US Supreme Court rules it is too late to claim Lehman damages
A ruling by the US Supreme Court will impact the time frame for investors to assert individual claims for compensation of damages through courts, lawyers have warned.
The court ruled that the California Public Employees’ Retirement System (CalPERS) could not sue a number of banks over losses resulting from the Lehman Brothers bankruptcy in September 2008.
The case, CalPERS v ANZ Securities, was about the Lehmans bankruptcy but centred on the time frame available for investors to pursue lawsuits when seeking recovery of damages under US securities laws.
The ruling said the filing of a class action did not satisfy the three-year time period for parties pursuing individual claims for recovery of damages.
Generally, US securities laws provide a three-year time limit for strict liability claims on securities purchased in public offerings, and a five-year time limit for securities fraud claims based on open market purchases.
“The decision serves as a major wake-up call to identify and follow securities class actions of interest across the country, to ensure that valuable individual securities fraud claims are protected and preserved.”
Blair Nicholas, lawyer
Legal precedent dating back to the 1970s established that filing a class action satisfied all time periods governing class members’ individual claims for recovery, including both the statute of limitations and the statute of repose for securities claims. It meant individuals could pursue separate claims outside of a class action suit at a later date.
However, this was overturned in 2014 in a case related to IndyMac, an American mortgage provider that collapsed a few months before Lehman Brothers in 2008. The IndyMac ruling meant that, if a US class action was formally certified by the court after the statute of repose expired, class members would not be able to pursue their own lawsuit later. It is nearly nine years since Lehman Brothers collapsed.
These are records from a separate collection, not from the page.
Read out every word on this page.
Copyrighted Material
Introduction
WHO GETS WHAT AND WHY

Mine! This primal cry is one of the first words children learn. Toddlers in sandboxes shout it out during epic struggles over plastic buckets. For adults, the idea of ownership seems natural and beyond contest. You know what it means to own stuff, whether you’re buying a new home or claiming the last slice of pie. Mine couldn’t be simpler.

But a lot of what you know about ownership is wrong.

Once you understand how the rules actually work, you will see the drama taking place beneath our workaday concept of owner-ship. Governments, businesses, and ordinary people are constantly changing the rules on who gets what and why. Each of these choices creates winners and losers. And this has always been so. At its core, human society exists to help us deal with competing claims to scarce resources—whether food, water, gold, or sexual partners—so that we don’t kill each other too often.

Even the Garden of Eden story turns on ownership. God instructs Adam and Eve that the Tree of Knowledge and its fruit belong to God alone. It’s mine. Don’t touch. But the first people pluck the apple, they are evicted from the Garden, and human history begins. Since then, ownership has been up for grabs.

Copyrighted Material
CalPERS had opted out of a class action against ANZ Securities and other banks, preferring to pursue an individual action. But the Court of Appeals – relying on the IndyMac ruling – dismissed this action on the grounds that it had commenced after the statute of repose had expired. CalPERS applied to the Supreme Court to review and overturn the IndyMac ruling.
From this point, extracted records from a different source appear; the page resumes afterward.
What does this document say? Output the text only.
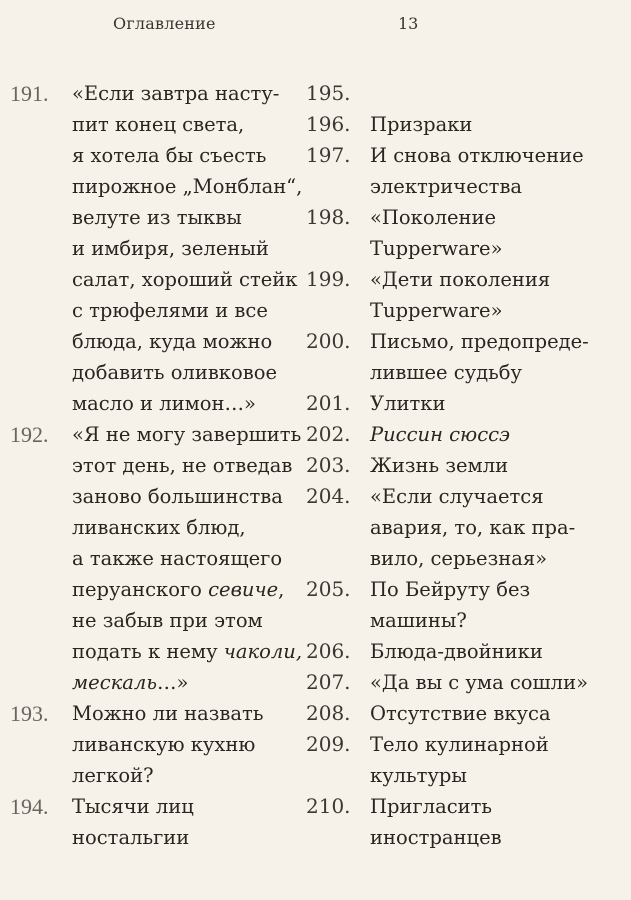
Оглавление	13
191. «Если завтра насту-
пит конец света,
я хотела бы съесть
пирожное „Монблан“,
велуте из тыквы
и имбиря, зеленый
салат, хороший стейк
с трюфелями и все
блюда, куда можно
добавить оливковое
масло и лимон…»
192. «Я не могу завершить
этот день, не отведав
заново большинства
ливанских блюд,
а также настоящего
перуанского севиче,
не забыв при этом
подать к нему чаколи,
мескаль…»
193. Можно ли назвать
ливанскую кухню
легкой?
194. Тысячи лиц
ностальгии
195.
196. Призраки
197. И снова отключение
электричества
198. «Поколение
Tupperware»
199. «Дети поколения
Tupperware»
200. Письмо, предопреде-
лившее судьбу
201. Улитки
202. Риссин сюссэ
203. Жизнь земли
204. «Если случается
авария, то, как пра-
вило, серьезная»
205. По Бейруту без
машины?
206. Блюда-двойники
207. «Да вы с ума сошли»
208. Отсутствие вкуса
209. Тело кулинарной
культуры
210. Пригласить
иностранцев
CalPERS was supported by 75 investors with over $4trn in assets under management, including European pension funds APG, AP1, Industriens Pension, and the Universities Superannuation Scheme, as well as Aegon Asset Management, Blue Sky Group, MP Investment Management, PGGM Investments, SEB Investment Management, and Storebrand.
However, in a 5-4 decision, the Supreme Court judges upheld the IndyMac ruling.
The judges’ verdicts
Judge Anthony Kennedy, delivering the ruling, said: “The three-year time bar in… the Securities Act is a statute of repose. Its purpose and design are to protect defendants against future liability. The statute displaces the traditional power of courts to modify statutory time limits in the name of equity.”
But Judge Ruth Ginsburg, dissenting, said: “The decision disserves the investing public that [the Securities Act of 1933] was designed to protect. The harshest consequences will fall on those class members, often least sophisticated, who fail to file a protective claim within the repose period.”
She added: “[It] will also gum up the works of class litigation. Defendants will have an incentive to ‘slow-walk’ discovery and other precertification proceedings so the clock will run on potential opt-outs. Any class member with a material stake in a… case, including every fiduciary who must safeguard investor assets, will have strong cause to file a protective claim before the three-year period expires.”
Blair Nicholas, a senior partner at Bernstein Litowitz Berger & Grossmann (BLBG), who prepared the institutional investors’ filing, said: “The case has important practical consequences for investors and their fiduciaries, but also provides much-needed clarity.
“As Judge Ginsberg correctly observed, the decision serves as a major wake-up call to both fiduciaries and investors to identify and follow securities class actions of interest across the country, to ensure that valuable individual securities fraud claims are protected and preserved.”
Otherwise, Nicholas said, “the claim may lapse with investors left holding the bag, as they are now legally precluded from relying on the class action case to protect their individual claims for recovery of what are, in many cases, substantial securities fraud damages”.
He said that pursuing certain opt-outs can result in a major upside recovery for investors, but they must be extremely selective in the opt-outs they pursue because it could prove costly both in terms of time and money.
Total funds recovered for investors in securities class actions in the US during 2016 amounted to $9.3bn (€8.1bn), according to corporate governance advisers Institutional Shareholder Services.